22 Avril 2019

Cameroun: Pâques - Sous le signe de la paix

C'est le message porté hier en la cathédrale Notre-Dame-des-Victoires par Mgr Jean Mbarga, archevêque métropolitain de Yaoundé à tous les chrétiens.

«La paix soit avec vous ». C'est en ces termes que le célébrant, Mgr Jean Mbarga, archevêque métropolitain de Yaoundé, a débuté son ho mélie hier en la cathédrale NotreDame-des-Victoires. La dizaine de prêtres autour de l'autel hier est venue magnifier la royauté du Christ.

Devant une immense assemblée venue célébrer la victoire de la résurrection sur la mort, l'archevêque a voulu commémorer l'apparition de Jésus-Christ au milieu de ses apôtres.

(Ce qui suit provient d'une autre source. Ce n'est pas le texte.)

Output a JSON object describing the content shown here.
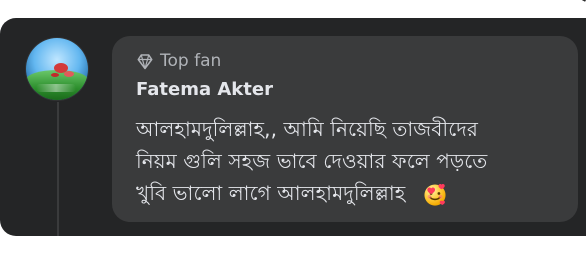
{
  "comment": {
    "badge_label": "Top fan",
    "author_name": "Fatema Akter",
    "text_lines": [
      "আলহামদুলিল্লাহ,,  আমি নিয়েছি তাজবীদের",
      "নিয়ম গুলি সহজ ভাবে দেওয়ার ফলে পড়তে",
      "খুবি ভালো লাগে আলহামদুলিল্লাহ"
    ],
    "icons": {
      "badge_icon": "gem-icon",
      "reaction_emoji": "smiling-face-with-hearts-emoji"
    }
  },
  "theme": {
    "background": "#242526",
    "bubble": "#3a3b3c",
    "primary_text": "#e4e6eb",
    "secondary_text": "#b0b3b8"
  }
}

Cette paix, selon l'archevêque métropolitain, devrait se répandre dans les cœurs de tous les chrétiens et dans le monde. « La paix entre nous ».

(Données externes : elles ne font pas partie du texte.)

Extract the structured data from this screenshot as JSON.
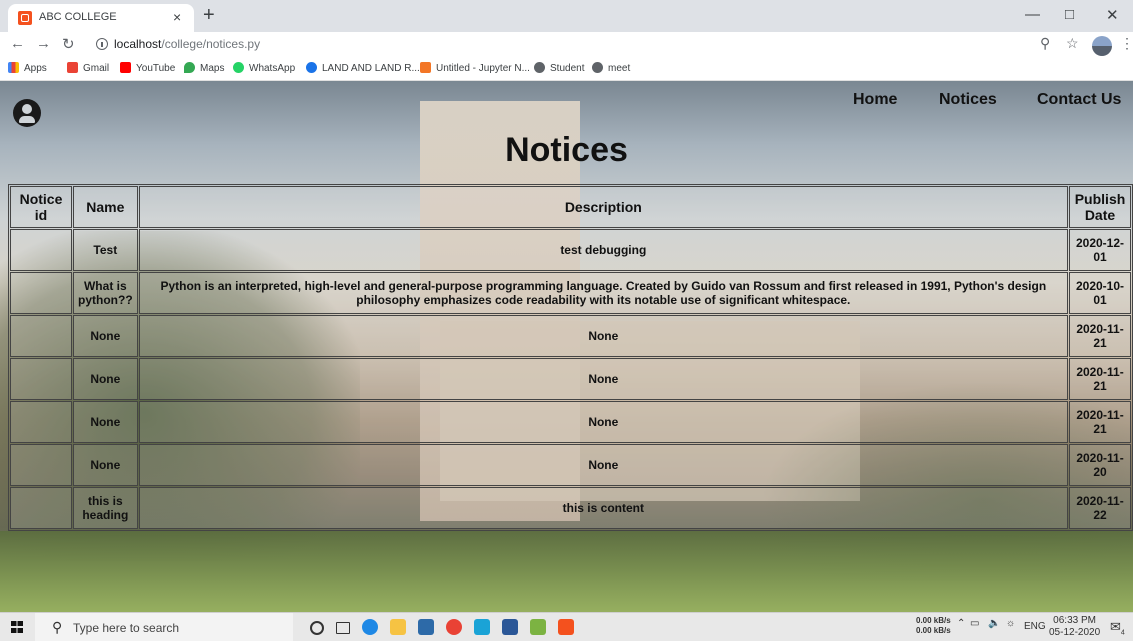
{
  "browser": {
    "tab_title": "ABC COLLEGE",
    "tab_close": "×",
    "new_tab": "+",
    "url_host": "localhost",
    "url_path": "/college/notices.py",
    "bookmarks": [
      "Apps",
      "Gmail",
      "YouTube",
      "Maps",
      "WhatsApp",
      "LAND AND LAND R...",
      "Untitled - Jupyter N...",
      "Student",
      "meet"
    ]
  },
  "nav": {
    "home": "Home",
    "notices": "Notices",
    "contact": "Contact Us"
  },
  "page_title": "Notices",
  "table": {
    "headers": {
      "id": "Notice id",
      "name": "Name",
      "description": "Description",
      "date": "Publish Date"
    },
    "rows": [
      {
        "name": "Test",
        "description": "test debugging",
        "date": "2020-12-01"
      },
      {
        "name": "What is python??",
        "description": "Python is an interpreted, high-level and general-purpose programming language. Created by Guido van Rossum and first released in 1991, Python's design philosophy emphasizes code readability with its notable use of significant whitespace.",
        "date": "2020-10-01"
      },
      {
        "name": "None",
        "description": "None",
        "date": "2020-11-21"
      },
      {
        "name": "None",
        "description": "None",
        "date": "2020-11-21"
      },
      {
        "name": "None",
        "description": "None",
        "date": "2020-11-21"
      },
      {
        "name": "None",
        "description": "None",
        "date": "2020-11-20"
      },
      {
        "name": "this is heading",
        "description": "this is content",
        "date": "2020-11-22"
      }
    ]
  },
  "taskbar": {
    "search_placeholder": "Type here to search",
    "net_up": "0.00 kB/s",
    "net_down": "0.00 kB/s",
    "lang": "ENG",
    "time": "06:33 PM",
    "date": "05-12-2020",
    "notif_count": "4"
  }
}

C'est également avec cette expression que Mgr Jean Mbarga a poursuivi son homélie. Celle-ci devrait être une priorité pour tout chrétien. C'est donc sans complaisance qu'il a dénoncé les violences et les fauteurs de troubles qui déstabilisent le Cameroun. Il a demandé que la paix revienne, afin que tous les Camerounais regardent ensemble vers le futur.

« Nous pensons que ça suffit avec les problèmes de guerre et de conflits. Le Camerounais ordinaire veut la paix et nous voulons que les pays du monde entier le sachent. Nous croyons fondamentalement à la paix au Cameroun, au-delà de toute activité qu'elle soit politique, économique et autres. Si nous avons la paix, nous avons tout », a-t-il assuré.

Il a ensuite exhorté toutes les parties en conflit à cesser le feu et à prôner le dialogue. « Que tout le monde remette ses épées dans les fourreaux. Que se taisent les armes. Et qu'on entreprenne les discussions, les débats, les procès, pourvu que tout soit ramené au verbe. La palabre africaine signifie la réduction du conflit à la parole ».

Pour le prélat, en temps de conflit, il est nécessaire de se retourner vers le Christ. Afin de consolider cette paix, l'archevêque métropolitain a demandé à ce que tout soit réparti de façon équitable. « Comme on dit chez nous, le chien a mordu parce qu'il avait faim. Si tous les Camerounais mangent, ils ne vont mordre personne. Que le bien qui existe déjà soit redistribué et qu'on veille au bien des populations », a conclu Mgr Jean Mbarga.